The great constitutionalists, from Aristotle to Montesquieu to Madison, believed that the populace should have a voice, but they also thought, with Cicero, that the well-being of the people was the highest law. Survival and flourishing is most important, not pandering to popular passions.
Any small “r” republican knows that a good society divides up power among authorities, repositories, and mysteries, such that all are checked and balanced; neither the bounder nor the mobile vulgus can become tyrannical. Pluralist theory seeks both safety and stability in multiplicity. The wisdom of crowds—and brokering institutions.
Oh gosh, Republicans have been so oppressed! Republicans have suffered so much discrimination for the past 6 decades! It’s unfair! We need representational equity!

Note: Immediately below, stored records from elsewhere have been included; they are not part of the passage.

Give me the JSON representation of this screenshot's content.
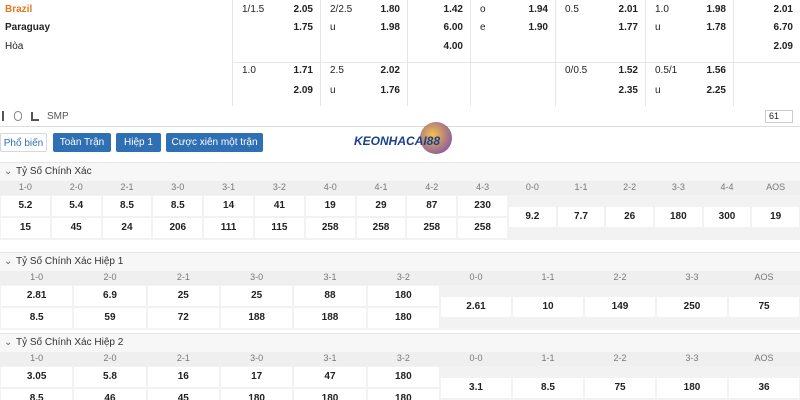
{
  "odds": {
    "rows": [
      {
        "team": "Brazil",
        "cells": [
          [
            "1/1.5",
            "2.05"
          ],
          [
            "2/2.5",
            "1.80"
          ],
          [
            null,
            "1.42"
          ],
          [
            "o",
            "1.94"
          ],
          [
            "0.5",
            "2.01"
          ],
          [
            "1.0",
            "1.98"
          ],
          [
            null,
            "2.01"
          ]
        ]
      },
      {
        "team": "Paraguay",
        "cells": [
          [
            null,
            "1.75"
          ],
          [
            "u",
            "1.98"
          ],
          [
            null,
            "6.00"
          ],
          [
            "e",
            "1.90"
          ],
          [
            null,
            "1.77"
          ],
          [
            "u",
            "1.78"
          ],
          [
            null,
            "6.70"
          ]
        ]
      },
      {
        "team": "Hòa",
        "cells": [
          null,
          null,
          [
            null,
            "4.00"
          ],
          null,
          null,
          null,
          [
            null,
            "2.09"
          ]
        ]
      },
      {
        "team": null,
        "cells": [
          [
            "1.0",
            "1.71"
          ],
          [
            "2.5",
            "2.02"
          ],
          null,
          null,
          [
            "0/0.5",
            "1.52"
          ],
          [
            "0.5/1",
            "1.56"
          ],
          null
        ]
      },
      {
        "team": null,
        "cells": [
          [
            null,
            "2.09"
          ],
          [
            "u",
            "1.76"
          ],
          null,
          null,
          [
            null,
            "2.35"
          ],
          [
            "u",
            "2.25"
          ],
          null
        ]
      }
    ]
  },
  "toolbar": {
    "label": "SMP",
    "count": "61"
  },
  "tabs": [
    "Phổ biến",
    "Toàn Trận",
    "Hiệp 1",
    "Cược xiên một trận"
  ],
  "logo": "KEONHACAI88",
  "sections": [
    {
      "title": "Tỷ Số Chính Xác",
      "home": {
        "headers": [
          "1-0",
          "2-0",
          "2-1",
          "3-0",
          "3-1",
          "3-2",
          "4-0",
          "4-1",
          "4-2",
          "4-3"
        ],
        "rows": [
          [
            "5.2",
            "5.4",
            "8.5",
            "8.5",
            "14",
            "41",
            "19",
            "29",
            "87",
            "230"
          ],
          [
            "15",
            "45",
            "24",
            "206",
            "111",
            "115",
            "258",
            "258",
            "258",
            "258"
          ]
        ]
      },
      "draw": {
        "headers": [
          "0-0",
          "1-1",
          "2-2",
          "3-3",
          "4-4",
          "AOS"
        ],
        "values": [
          "9.2",
          "7.7",
          "26",
          "180",
          "300",
          "19"
        ]
      }
    },
    {
      "title": "Tỷ Số Chính Xác Hiệp 1",
      "home": {
        "headers": [
          "1-0",
          "2-0",
          "2-1",
          "3-0",
          "3-1",
          "3-2"
        ],
        "rows": [
          [
            "2.81",
            "6.9",
            "25",
            "25",
            "88",
            "180"
          ],
          [
            "8.5",
            "59",
            "72",
            "188",
            "188",
            "180"
          ]
        ]
      },
      "draw": {
        "headers": [
          "0-0",
          "1-1",
          "2-2",
          "3-3",
          "AOS"
        ],
        "values": [
          "2.61",
          "10",
          "149",
          "250",
          "75"
        ]
      }
    },
    {
      "title": "Tỷ Số Chính Xác Hiệp 2",
      "home": {
        "headers": [
          "1-0",
          "2-0",
          "2-1",
          "3-0",
          "3-1",
          "3-2"
        ],
        "rows": [
          [
            "3.05",
            "5.8",
            "16",
            "17",
            "47",
            "180"
          ],
          [
            "8.5",
            "46",
            "45",
            "180",
            "180",
            "180"
          ]
        ]
      },
      "draw": {
        "headers": [
          "0-0",
          "1-1",
          "2-2",
          "3-3",
          "AOS"
        ],
        "values": [
          "3.1",
          "8.5",
          "75",
          "180",
          "36"
        ]
      }
    }
  ]
}
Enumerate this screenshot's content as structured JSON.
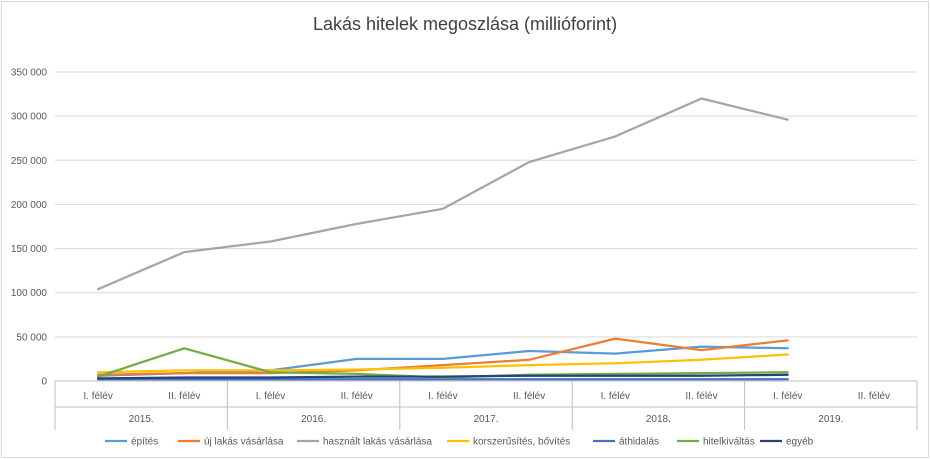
{
  "chart_data": {
    "type": "line",
    "title": "Lakás hitelek megoszlása (millióforint)",
    "xlabel": "",
    "ylabel": "",
    "ylim": [
      0,
      350000
    ],
    "y_ticks": [
      "0",
      "50 000",
      "100 000",
      "150 000",
      "200 000",
      "250 000",
      "300 000",
      "350 000"
    ],
    "y_tick_values": [
      0,
      50000,
      100000,
      150000,
      200000,
      250000,
      300000,
      350000
    ],
    "categories": [
      "I. félév",
      "II. félév",
      "I. félév",
      "II. félév",
      "I. félév",
      "II. félév",
      "I. félév",
      "II. félév",
      "I. félév",
      "II. félév"
    ],
    "groups": [
      "2015.",
      "2016.",
      "2017.",
      "2018.",
      "2019."
    ],
    "grid": true,
    "legend_position": "bottom",
    "series": [
      {
        "name": "építés",
        "color": "#5b9bd5",
        "values": [
          6000,
          9000,
          12000,
          25000,
          25000,
          34000,
          31000,
          39000,
          37000,
          null
        ]
      },
      {
        "name": "új lakás vásárlása",
        "color": "#ed7d31",
        "values": [
          7000,
          9000,
          9000,
          12000,
          18000,
          24000,
          48000,
          35000,
          46000,
          null
        ]
      },
      {
        "name": "használt lakás vásárlása",
        "color": "#a5a5a5",
        "values": [
          104000,
          146000,
          158000,
          178000,
          195000,
          248000,
          277000,
          320000,
          296000,
          null
        ]
      },
      {
        "name": "korszerűsítés, bővítés",
        "color": "#ffc000",
        "values": [
          10000,
          12000,
          12000,
          13000,
          15000,
          18000,
          20000,
          24000,
          30000,
          null
        ]
      },
      {
        "name": "áthidalás",
        "color": "#4472c4",
        "values": [
          2000,
          2000,
          2000,
          2000,
          2000,
          2000,
          2000,
          2000,
          2000,
          null
        ]
      },
      {
        "name": "hitelkiváltás",
        "color": "#70ad47",
        "values": [
          5000,
          37000,
          10000,
          8000,
          4000,
          7000,
          8000,
          9000,
          10000,
          null
        ]
      },
      {
        "name": "egyéb",
        "color": "#264478",
        "values": [
          3000,
          4000,
          4000,
          5000,
          5000,
          6000,
          6000,
          6000,
          7000,
          null
        ]
      }
    ]
  }
}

Absolute nonsense. 6 out of the last 10 presidents were republican. if you look at the history of congressional elections since Johnson, republicans have been overall pretty evenly represented in Congress with some notable majorities.
What makes republicans nervous is that over the past presidential cycles, they have been winning with decreasing popular vote margins, decreasing to the point that the last republican president won without the popular vote. To win the presidency at all, republicans must now rely on the electoral college, an unfair system that artificially boosts the voting power of rural and sparsely populated states - red states.
But that doesn’t stop them from crying that they are the victims of unfair oppression and discrimination, while relying on gerrymandering and trying to restrict voting in ways that disproportionately affect minority (read: democrat) voters. They keep repeating the große Lüge (big lie). Shameless.